The dilemma which still confronts the Liberal Democratic party is, do they want to be in coalition or do they want to be in government?
To understand that question, it is important to understand the British way of government. Our whole system is based on there being a single, unified, government of ‘her majesty’s ministers’ led by the Prime Minister that commands a majority in the House of Commons. Cabinet takes collective responsibility for governing, whilst individual ministers answer to the House of Commons for specific issues. the civil service has ‘no constitutional personality separate and apart from that of the government of the day’. All this pushes any government towards unity and uniformity – in recent years this has taken the form of collective “lines to take” advice for all Ministers on any and every topic that might get posed to them.
Liberal Democrat ministers already sound like they have gone ‘native’ in government – I have heard interview after interview in which they talk about the Government in collective terms.
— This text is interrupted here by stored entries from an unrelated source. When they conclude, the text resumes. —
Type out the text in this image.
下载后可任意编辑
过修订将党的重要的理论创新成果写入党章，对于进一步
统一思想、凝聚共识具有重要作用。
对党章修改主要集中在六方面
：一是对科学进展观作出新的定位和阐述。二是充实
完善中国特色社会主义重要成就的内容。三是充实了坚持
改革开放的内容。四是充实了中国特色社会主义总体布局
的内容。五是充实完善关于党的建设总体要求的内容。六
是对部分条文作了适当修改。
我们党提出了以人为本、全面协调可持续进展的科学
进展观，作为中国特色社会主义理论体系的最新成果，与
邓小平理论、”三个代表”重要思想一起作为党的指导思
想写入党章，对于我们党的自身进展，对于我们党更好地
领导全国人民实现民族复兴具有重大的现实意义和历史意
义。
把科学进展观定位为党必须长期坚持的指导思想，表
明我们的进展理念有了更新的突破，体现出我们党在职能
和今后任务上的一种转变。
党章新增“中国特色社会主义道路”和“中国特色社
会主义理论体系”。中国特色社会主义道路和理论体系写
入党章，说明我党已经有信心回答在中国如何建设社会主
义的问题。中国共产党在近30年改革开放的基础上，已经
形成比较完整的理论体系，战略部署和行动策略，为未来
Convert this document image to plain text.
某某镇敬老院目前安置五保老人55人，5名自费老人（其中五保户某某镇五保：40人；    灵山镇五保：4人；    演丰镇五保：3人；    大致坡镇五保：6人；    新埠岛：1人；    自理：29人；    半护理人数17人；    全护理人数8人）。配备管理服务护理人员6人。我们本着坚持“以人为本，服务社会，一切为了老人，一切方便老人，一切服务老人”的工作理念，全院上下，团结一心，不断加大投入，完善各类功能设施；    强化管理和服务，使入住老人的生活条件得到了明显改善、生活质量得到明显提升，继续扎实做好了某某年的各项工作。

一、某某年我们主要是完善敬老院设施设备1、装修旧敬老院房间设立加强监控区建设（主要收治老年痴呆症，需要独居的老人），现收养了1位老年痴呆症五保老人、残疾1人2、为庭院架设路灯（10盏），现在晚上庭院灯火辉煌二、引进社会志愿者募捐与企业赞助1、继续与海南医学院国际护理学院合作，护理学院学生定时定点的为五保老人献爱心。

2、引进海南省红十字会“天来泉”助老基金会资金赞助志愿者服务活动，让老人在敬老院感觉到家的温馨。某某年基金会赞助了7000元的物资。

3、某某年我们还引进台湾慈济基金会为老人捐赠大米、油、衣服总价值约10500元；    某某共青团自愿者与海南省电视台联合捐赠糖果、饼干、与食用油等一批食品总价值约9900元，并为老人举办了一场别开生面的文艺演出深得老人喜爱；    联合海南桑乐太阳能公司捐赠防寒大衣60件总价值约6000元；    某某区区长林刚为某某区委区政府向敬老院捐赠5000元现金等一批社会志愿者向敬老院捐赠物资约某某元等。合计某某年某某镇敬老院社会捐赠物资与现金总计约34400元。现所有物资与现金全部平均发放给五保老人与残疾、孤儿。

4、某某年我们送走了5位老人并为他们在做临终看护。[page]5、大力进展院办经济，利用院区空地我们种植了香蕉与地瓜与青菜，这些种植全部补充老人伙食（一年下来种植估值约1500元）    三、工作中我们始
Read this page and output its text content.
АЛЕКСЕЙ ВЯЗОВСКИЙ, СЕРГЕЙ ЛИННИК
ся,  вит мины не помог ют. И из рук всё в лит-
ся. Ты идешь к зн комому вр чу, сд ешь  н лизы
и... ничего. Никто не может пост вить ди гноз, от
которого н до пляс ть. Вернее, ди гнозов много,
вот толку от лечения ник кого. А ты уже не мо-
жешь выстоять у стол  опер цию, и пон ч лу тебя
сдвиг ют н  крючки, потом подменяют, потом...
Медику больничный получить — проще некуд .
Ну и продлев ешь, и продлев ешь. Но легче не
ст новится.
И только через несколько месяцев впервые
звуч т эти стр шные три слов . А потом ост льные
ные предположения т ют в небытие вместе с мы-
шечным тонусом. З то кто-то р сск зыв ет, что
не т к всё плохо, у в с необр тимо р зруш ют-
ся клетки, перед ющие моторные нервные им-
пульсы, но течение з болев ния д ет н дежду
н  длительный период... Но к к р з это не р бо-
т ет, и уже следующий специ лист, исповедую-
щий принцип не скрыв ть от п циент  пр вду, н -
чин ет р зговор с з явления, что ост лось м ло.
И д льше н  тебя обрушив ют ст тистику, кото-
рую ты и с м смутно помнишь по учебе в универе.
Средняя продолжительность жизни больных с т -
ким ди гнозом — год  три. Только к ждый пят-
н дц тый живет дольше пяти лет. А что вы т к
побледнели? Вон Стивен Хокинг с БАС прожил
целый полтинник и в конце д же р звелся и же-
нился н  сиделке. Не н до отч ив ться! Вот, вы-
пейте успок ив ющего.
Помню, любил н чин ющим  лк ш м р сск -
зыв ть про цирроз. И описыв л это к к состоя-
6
But this is a very uneasy conversion. Some are clearly ‘restless’ and more concerned with making clear that this is above all a Coalition of two distinct political Parties. Vince Cable’s speech at their Conference was very much in the Coalition direction, whilst Nick Clegg’s was very much of the Government variety.
Some have argued that maintaining a distinct identity, and keeping score of Lib Dem successes inside the Coalition, is mistake and one that Nick Clegg began to make early on, but has now baked away from – instead celebrating the Government’s (collective) successes. Whilst I think this shift has happened, I’m unconvinced it is in the Lib Dems long-term interests. What the electors want from a Coalition is surely not some juvenile love-in but an adult partnership, which recognises the differing interests of both Parties?
Short-term, the love-in, ‘we’re all in this together’ strategy (for which read – the Coalition parties are in this together) may help sell the Coalition idea, but over five years it risks subsuming the Lib Dems into the inevitably dominant Tory project.
The Lib Dems urgently need to find a way of living inside a Coalition whilst maintaining an independent identity. They could do worse than start by sending emissaries to Europe to look at how minority parties fare in such situations. My guess will be that it’s not simply a question of Lib Dem policy, but of the need for systemic changes in the whole way Government works – including the civil service. In most countries where coalitions are a normal part of politics, the relationship between the (coalition) government, the civil service and the parliament is radically different to ours.
There is little sign anyone yet even recognises the problem, and therein lies the trap for the Lib Dems.